Computer-Aided Discovery: Scalable Machine Assistance for Big Data Science
Abstract
Next-generation science needs to handle rapidly growing data volumes from ground-based and space-based instrument networks. We are starting to see the beginning of a data Tsunami in astronomy, geoscience, physics, and other disciplines. In radio astronomy for instance, the current generation of antenna arrays produces data at Tbits per second, and forthcoming instruments will expand these rates much further; various physics experiments could potentially collect data at Petabytes per second. Human scientists are thus becoming increasingly overwhelmed when attempting to opportunistically explore Big Data and understand its cross-disciplinary implications.
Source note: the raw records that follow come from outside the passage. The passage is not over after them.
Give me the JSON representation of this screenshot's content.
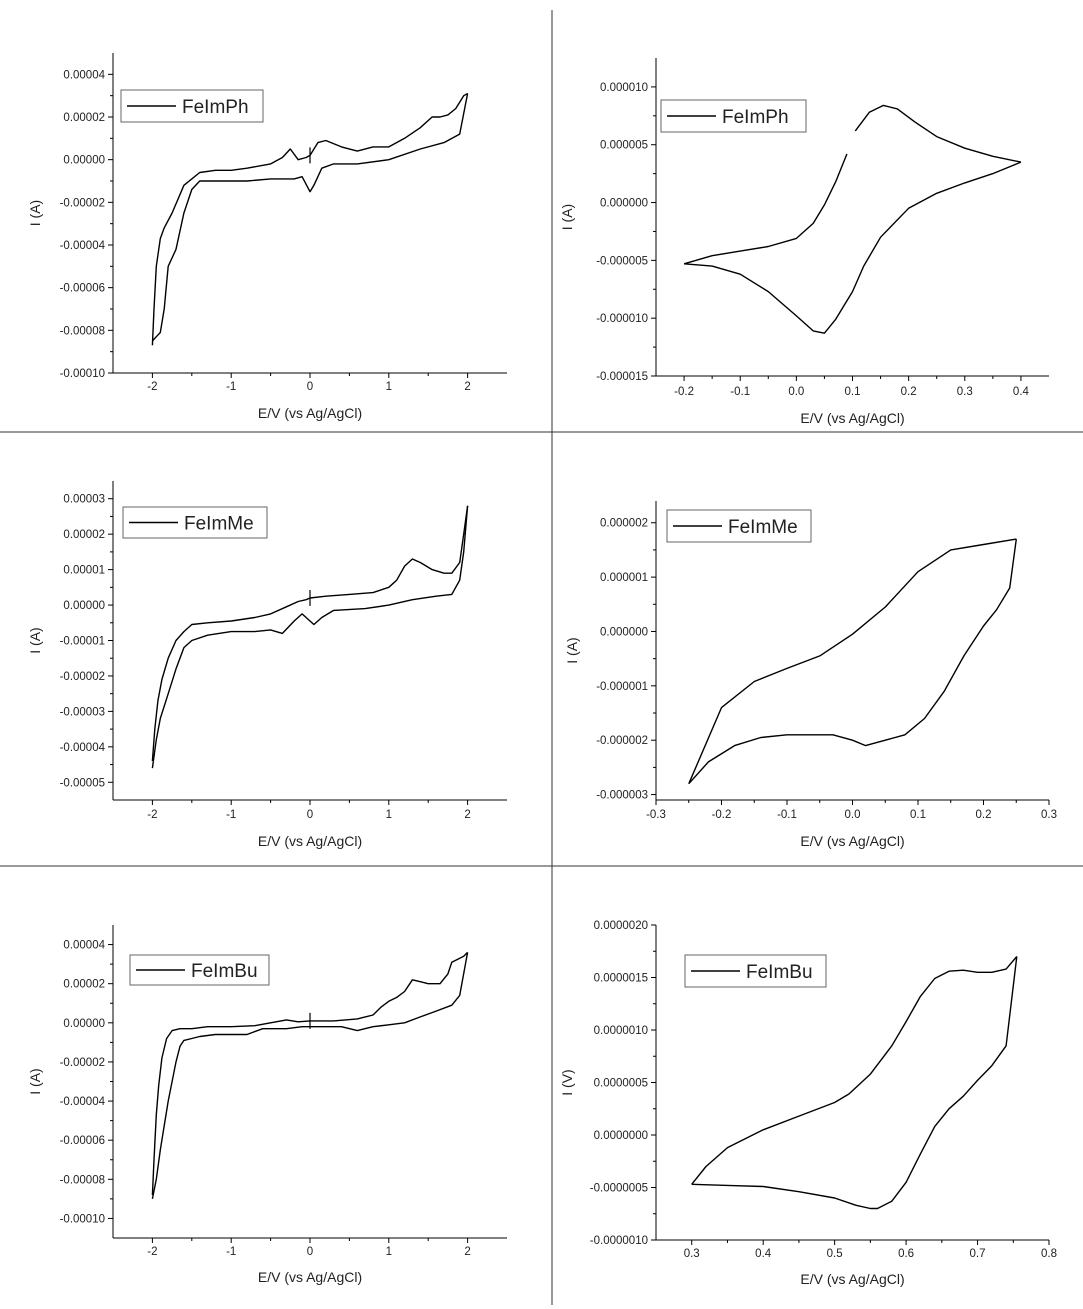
{
  "figure": {
    "line_color": "#000000",
    "divider_color": "#333333"
  },
  "chart_data": [
    {
      "id": "fephimph-wide",
      "type": "line",
      "legend": "FeImPh",
      "xlabel": "E/V (vs Ag/AgCl)",
      "ylabel": "I (A)",
      "xlim": [
        -2.5,
        2.5
      ],
      "ylim": [
        -0.0001,
        5e-05
      ],
      "xticks": [
        -2,
        -1,
        0,
        1,
        2
      ],
      "xtick_labels": [
        "-2",
        "-1",
        "0",
        "1",
        "2"
      ],
      "yticks": [
        -0.0001,
        -8e-05,
        -6e-05,
        -4e-05,
        -2e-05,
        0,
        2e-05,
        4e-05
      ],
      "ytick_labels": [
        "-0.00010",
        "-0.00008",
        "-0.00006",
        "-0.00004",
        "-0.00002",
        "0.00000",
        "0.00002",
        "0.00004"
      ],
      "series": [
        {
          "x": [
            0,
            0.1,
            0.2,
            0.4,
            0.6,
            0.8,
            1.0,
            1.2,
            1.4,
            1.55,
            1.65,
            1.75,
            1.85,
            1.95,
            2.0
          ],
          "y": [
            2e-06,
            8e-06,
            9e-06,
            6e-06,
            4e-06,
            6e-06,
            6e-06,
            1e-05,
            1.5e-05,
            2e-05,
            2e-05,
            2.1e-05,
            2.4e-05,
            3e-05,
            3.1e-05
          ]
        },
        {
          "x": [
            2.0,
            1.9,
            1.7,
            1.4,
            1.0,
            0.6,
            0.3,
            0.15,
            0.05,
            0.0,
            -0.1,
            -0.2,
            -0.5,
            -0.8,
            -1.0,
            -1.2,
            -1.4,
            -1.5,
            -1.6,
            -1.7,
            -1.8,
            -1.85,
            -1.9,
            -1.95,
            -2.0
          ],
          "y": [
            3.1e-05,
            1.2e-05,
            8e-06,
            5e-06,
            0.0,
            -2e-06,
            -2e-06,
            -4e-06,
            -1.2e-05,
            -1.5e-05,
            -8e-06,
            -9e-06,
            -9e-06,
            -1e-05,
            -1e-05,
            -1e-05,
            -1e-05,
            -1.4e-05,
            -2.5e-05,
            -4.2e-05,
            -5e-05,
            -7e-05,
            -8.1e-05,
            -8.3e-05,
            -8.5e-05
          ]
        },
        {
          "x": [
            -2.0,
            -1.98,
            -1.95,
            -1.9,
            -1.85,
            -1.75,
            -1.6,
            -1.4,
            -1.2,
            -1.0,
            -0.8,
            -0.5,
            -0.35,
            -0.25,
            -0.15,
            -0.05,
            0.0
          ],
          "y": [
            -8.7e-05,
            -7e-05,
            -5e-05,
            -3.7e-05,
            -3.2e-05,
            -2.5e-05,
            -1.2e-05,
            -6e-06,
            -5e-06,
            -5e-06,
            -4e-06,
            -2e-06,
            1e-06,
            5e-06,
            0.0,
            1e-06,
            2e-06
          ]
        }
      ]
    },
    {
      "id": "fephimph-narrow",
      "type": "line",
      "legend": "FeImPh",
      "xlabel": "E/V (vs Ag/AgCl)",
      "ylabel": "I (A)",
      "xlim": [
        -0.25,
        0.45
      ],
      "ylim": [
        -1.5e-05,
        1.25e-05
      ],
      "xticks": [
        -0.2,
        -0.1,
        0.0,
        0.1,
        0.2,
        0.3,
        0.4
      ],
      "xtick_labels": [
        "-0.2",
        "-0.1",
        "0.0",
        "0.1",
        "0.2",
        "0.3",
        "0.4"
      ],
      "yticks": [
        -1.5e-05,
        -1e-05,
        -5e-06,
        0,
        5e-06,
        1e-05
      ],
      "ytick_labels": [
        "-0.000015",
        "-0.000010",
        "-0.000005",
        "0.000000",
        "0.000005",
        "0.000010"
      ],
      "series": [
        {
          "x": [
            0.105,
            0.13,
            0.155,
            0.18,
            0.21,
            0.25,
            0.3,
            0.35,
            0.4
          ],
          "y": [
            6.2e-06,
            7.8e-06,
            8.4e-06,
            8.1e-06,
            7e-06,
            5.7e-06,
            4.7e-06,
            4e-06,
            3.5e-06
          ]
        },
        {
          "x": [
            0.4,
            0.35,
            0.3,
            0.25,
            0.2,
            0.15,
            0.12,
            0.1,
            0.07,
            0.05,
            0.03,
            0.0,
            -0.05,
            -0.1,
            -0.15,
            -0.2
          ],
          "y": [
            3.5e-06,
            2.5e-06,
            1.7e-06,
            8e-07,
            -5e-07,
            -3e-06,
            -5.5e-06,
            -7.7e-06,
            -1.01e-05,
            -1.13e-05,
            -1.11e-05,
            -9.8e-06,
            -7.7e-06,
            -6.2e-06,
            -5.5e-06,
            -5.3e-06
          ]
        },
        {
          "x": [
            -0.2,
            -0.15,
            -0.1,
            -0.05,
            0.0,
            0.03,
            0.05,
            0.07,
            0.09
          ],
          "y": [
            -5.3e-06,
            -4.6e-06,
            -4.2e-06,
            -3.8e-06,
            -3.1e-06,
            -1.8e-06,
            -2e-07,
            1.8e-06,
            4.2e-06
          ]
        }
      ]
    },
    {
      "id": "feimme-wide",
      "type": "line",
      "legend": "FeImMe",
      "xlabel": "E/V (vs Ag/AgCl)",
      "ylabel": "I (A)",
      "xlim": [
        -2.5,
        2.5
      ],
      "ylim": [
        -5.5e-05,
        3.5e-05
      ],
      "xticks": [
        -2,
        -1,
        0,
        1,
        2
      ],
      "xtick_labels": [
        "-2",
        "-1",
        "0",
        "1",
        "2"
      ],
      "yticks": [
        -5e-05,
        -4e-05,
        -3e-05,
        -2e-05,
        -1e-05,
        0,
        1e-05,
        2e-05,
        3e-05
      ],
      "ytick_labels": [
        "-0.00005",
        "-0.00004",
        "-0.00003",
        "-0.00002",
        "-0.00001",
        "0.00000",
        "0.00001",
        "0.00002",
        "0.00003"
      ],
      "series": [
        {
          "x": [
            0,
            0.2,
            0.5,
            0.8,
            1.0,
            1.1,
            1.2,
            1.3,
            1.4,
            1.55,
            1.7,
            1.8,
            1.9,
            1.95,
            2.0
          ],
          "y": [
            2e-06,
            2.5e-06,
            3e-06,
            3.5e-06,
            5e-06,
            7e-06,
            1.1e-05,
            1.3e-05,
            1.2e-05,
            1e-05,
            9e-06,
            9e-06,
            1.2e-05,
            2e-05,
            2.8e-05
          ]
        },
        {
          "x": [
            2.0,
            1.95,
            1.9,
            1.8,
            1.6,
            1.3,
            1.0,
            0.7,
            0.3,
            0.15,
            0.05,
            0.0,
            -0.1,
            -0.2,
            -0.35,
            -0.5,
            -0.7,
            -1.0,
            -1.3,
            -1.5,
            -1.6,
            -1.7,
            -1.8,
            -1.9,
            -1.95,
            -2.0
          ],
          "y": [
            2.8e-05,
            1.5e-05,
            7e-06,
            3e-06,
            2.5e-06,
            1.5e-06,
            0.0,
            -1e-06,
            -1.5e-06,
            -3.5e-06,
            -5.5e-06,
            -4.5e-06,
            -2.5e-06,
            -4.5e-06,
            -8e-06,
            -7e-06,
            -7.5e-06,
            -7.5e-06,
            -8.5e-06,
            -1e-05,
            -1.2e-05,
            -1.8e-05,
            -2.5e-05,
            -3.2e-05,
            -3.8e-05,
            -4.6e-05
          ]
        },
        {
          "x": [
            -2.0,
            -1.97,
            -1.93,
            -1.88,
            -1.8,
            -1.7,
            -1.6,
            -1.5,
            -1.3,
            -1.0,
            -0.7,
            -0.5,
            -0.3,
            -0.15,
            -0.05,
            0.0
          ],
          "y": [
            -4.4e-05,
            -3.5e-05,
            -2.7e-05,
            -2.1e-05,
            -1.5e-05,
            -1e-05,
            -7.5e-06,
            -5.5e-06,
            -5e-06,
            -4.5e-06,
            -3.5e-06,
            -2.5e-06,
            -5e-07,
            1e-06,
            1.5e-06,
            2e-06
          ]
        }
      ]
    },
    {
      "id": "feimme-narrow",
      "type": "line",
      "legend": "FeImMe",
      "xlabel": "E/V (vs Ag/AgCl)",
      "ylabel": "I (A)",
      "xlim": [
        -0.3,
        0.3
      ],
      "ylim": [
        -3.1e-06,
        2.4e-06
      ],
      "xticks": [
        -0.3,
        -0.2,
        -0.1,
        0.0,
        0.1,
        0.2,
        0.3
      ],
      "xtick_labels": [
        "-0.3",
        "-0.2",
        "-0.1",
        "0.0",
        "0.1",
        "0.2",
        "0.3"
      ],
      "yticks": [
        -3e-06,
        -2e-06,
        -1e-06,
        0,
        1e-06,
        2e-06
      ],
      "ytick_labels": [
        "-0.000003",
        "-0.000002",
        "-0.000001",
        "0.000000",
        "0.000001",
        "0.000002"
      ],
      "series": [
        {
          "x": [
            -0.25,
            -0.2,
            -0.15,
            -0.1,
            -0.05,
            0.0,
            0.05,
            0.1,
            0.15,
            0.2,
            0.25
          ],
          "y": [
            -2.8e-06,
            -1.4e-06,
            -9.2e-07,
            -6.8e-07,
            -4.5e-07,
            -5e-08,
            4.5e-07,
            1.1e-06,
            1.5e-06,
            1.6e-06,
            1.7e-06
          ]
        },
        {
          "x": [
            0.25,
            0.24,
            0.22,
            0.2,
            0.17,
            0.14,
            0.11,
            0.08,
            0.05,
            0.02,
            0.0,
            -0.03,
            -0.07,
            -0.1,
            -0.14,
            -0.18,
            -0.22,
            -0.25
          ],
          "y": [
            1.7e-06,
            8e-07,
            4e-07,
            1e-07,
            -4.5e-07,
            -1.1e-06,
            -1.6e-06,
            -1.9e-06,
            -2e-06,
            -2.1e-06,
            -2e-06,
            -1.9e-06,
            -1.9e-06,
            -1.9e-06,
            -1.95e-06,
            -2.1e-06,
            -2.4e-06,
            -2.8e-06
          ]
        }
      ]
    },
    {
      "id": "feimbu-wide",
      "type": "line",
      "legend": "FeImBu",
      "xlabel": "E/V (vs Ag/AgCl)",
      "ylabel": "I (A)",
      "xlim": [
        -2.5,
        2.5
      ],
      "ylim": [
        -0.00011,
        5e-05
      ],
      "xticks": [
        -2,
        -1,
        0,
        1,
        2
      ],
      "xtick_labels": [
        "-2",
        "-1",
        "0",
        "1",
        "2"
      ],
      "yticks": [
        -0.0001,
        -8e-05,
        -6e-05,
        -4e-05,
        -2e-05,
        0,
        2e-05,
        4e-05
      ],
      "ytick_labels": [
        "-0.00010",
        "-0.00008",
        "-0.00006",
        "-0.00004",
        "-0.00002",
        "0.00000",
        "0.00002",
        "0.00004"
      ],
      "series": [
        {
          "x": [
            0,
            0.3,
            0.6,
            0.8,
            0.9,
            1.0,
            1.1,
            1.2,
            1.3,
            1.4,
            1.5,
            1.65,
            1.75,
            1.8,
            1.85,
            1.95,
            2.0
          ],
          "y": [
            1e-06,
            1e-06,
            2e-06,
            4e-06,
            8e-06,
            1.1e-05,
            1.3e-05,
            1.6e-05,
            2.2e-05,
            2.1e-05,
            2e-05,
            2e-05,
            2.5e-05,
            3.1e-05,
            3.2e-05,
            3.4e-05,
            3.6e-05
          ]
        },
        {
          "x": [
            2.0,
            1.9,
            1.8,
            1.6,
            1.4,
            1.2,
            1.0,
            0.8,
            0.6,
            0.4,
            0.1,
            -0.1,
            -0.3,
            -0.6,
            -0.8,
            -1.0,
            -1.2,
            -1.4,
            -1.5,
            -1.6,
            -1.65,
            -1.7,
            -1.8,
            -1.9,
            -1.95,
            -2.0
          ],
          "y": [
            3.6e-05,
            1.4e-05,
            9e-06,
            6e-06,
            3e-06,
            0.0,
            -1e-06,
            -2e-06,
            -4e-06,
            -2e-06,
            -2e-06,
            -2e-06,
            -3e-06,
            -3e-06,
            -6e-06,
            -6e-06,
            -6e-06,
            -7e-06,
            -8e-06,
            -9e-06,
            -1.2e-05,
            -2e-05,
            -4e-05,
            -6.5e-05,
            -8e-05,
            -9e-05
          ]
        },
        {
          "x": [
            -2.0,
            -1.98,
            -1.95,
            -1.92,
            -1.88,
            -1.82,
            -1.75,
            -1.65,
            -1.5,
            -1.3,
            -1.0,
            -0.7,
            -0.5,
            -0.3,
            -0.15,
            0.0
          ],
          "y": [
            -8.8e-05,
            -7e-05,
            -4.7e-05,
            -3.2e-05,
            -1.8e-05,
            -8e-06,
            -4e-06,
            -3e-06,
            -3e-06,
            -2e-06,
            -2e-06,
            -1.5e-06,
            0.0,
            1.5e-06,
            5e-07,
            1e-06
          ]
        }
      ]
    },
    {
      "id": "feimbu-narrow",
      "type": "line",
      "legend": "FeImBu",
      "xlabel": "E/V (vs Ag/AgCl)",
      "ylabel": "I (V)",
      "xlim": [
        0.25,
        0.8
      ],
      "ylim": [
        -1e-06,
        2e-06
      ],
      "xticks": [
        0.3,
        0.4,
        0.5,
        0.6,
        0.7,
        0.8
      ],
      "xtick_labels": [
        "0.3",
        "0.4",
        "0.5",
        "0.6",
        "0.7",
        "0.8"
      ],
      "yticks": [
        -1e-06,
        -5e-07,
        0,
        5e-07,
        1e-06,
        1.5e-06,
        2e-06
      ],
      "ytick_labels": [
        "-0.0000010",
        "-0.0000005",
        "0.0000000",
        "0.0000005",
        "0.0000010",
        "0.0000015",
        "0.0000020"
      ],
      "series": [
        {
          "x": [
            0.3,
            0.32,
            0.35,
            0.4,
            0.45,
            0.5,
            0.52,
            0.55,
            0.58,
            0.6,
            0.62,
            0.64,
            0.66,
            0.68,
            0.7,
            0.72,
            0.74,
            0.755
          ],
          "y": [
            -4.7e-07,
            -3e-07,
            -1.2e-07,
            5e-08,
            1.8e-07,
            3.1e-07,
            3.9e-07,
            5.8e-07,
            8.5e-07,
            1.08e-06,
            1.32e-06,
            1.49e-06,
            1.56e-06,
            1.57e-06,
            1.55e-06,
            1.55e-06,
            1.58e-06,
            1.7e-06
          ]
        },
        {
          "x": [
            0.755,
            0.74,
            0.72,
            0.7,
            0.68,
            0.66,
            0.64,
            0.62,
            0.6,
            0.58,
            0.56,
            0.55,
            0.53,
            0.5,
            0.45,
            0.4,
            0.35,
            0.3
          ],
          "y": [
            1.7e-06,
            8.5e-07,
            6.6e-07,
            5.2e-07,
            3.7e-07,
            2.5e-07,
            8e-08,
            -1.8e-07,
            -4.5e-07,
            -6.3e-07,
            -7e-07,
            -7e-07,
            -6.7e-07,
            -6e-07,
            -5.4e-07,
            -4.9e-07,
            -4.8e-07,
            -4.7e-07
          ]
        }
      ]
    }
  ]
}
As real-world phenomena are digitized and mapped to data, the scientific discovery process essentially becomes a search process in multidimensional data sets. The extraction of meaningful discoveries from this sea of data therefore requires highly efficient and scalable machine assistance to enhance human contextual understanding. Computer-Aided Discovery uses automation in a new way to match models and observations and support scientists in their search. The NSF-supported computational infrastructure currently being developed at MIT Haystack opens up new possibilities to answer questions such as: What inferences can be drawn from an identified feature? What does a finding mean and how does it fit into the big theoretical picture? Does it contradict or confirm previously established models and findings? How to test hypotheses and ideas effectively on a large scale? To achieve this, scientists can programmatically express hypothesized scenarios, constraints, and model variations. Using programmable crawlers in a cloud computing environment, this approach helps delegate the automatic exploration of the combinatorial search space of possible explanations in parallel on a variety of data sets.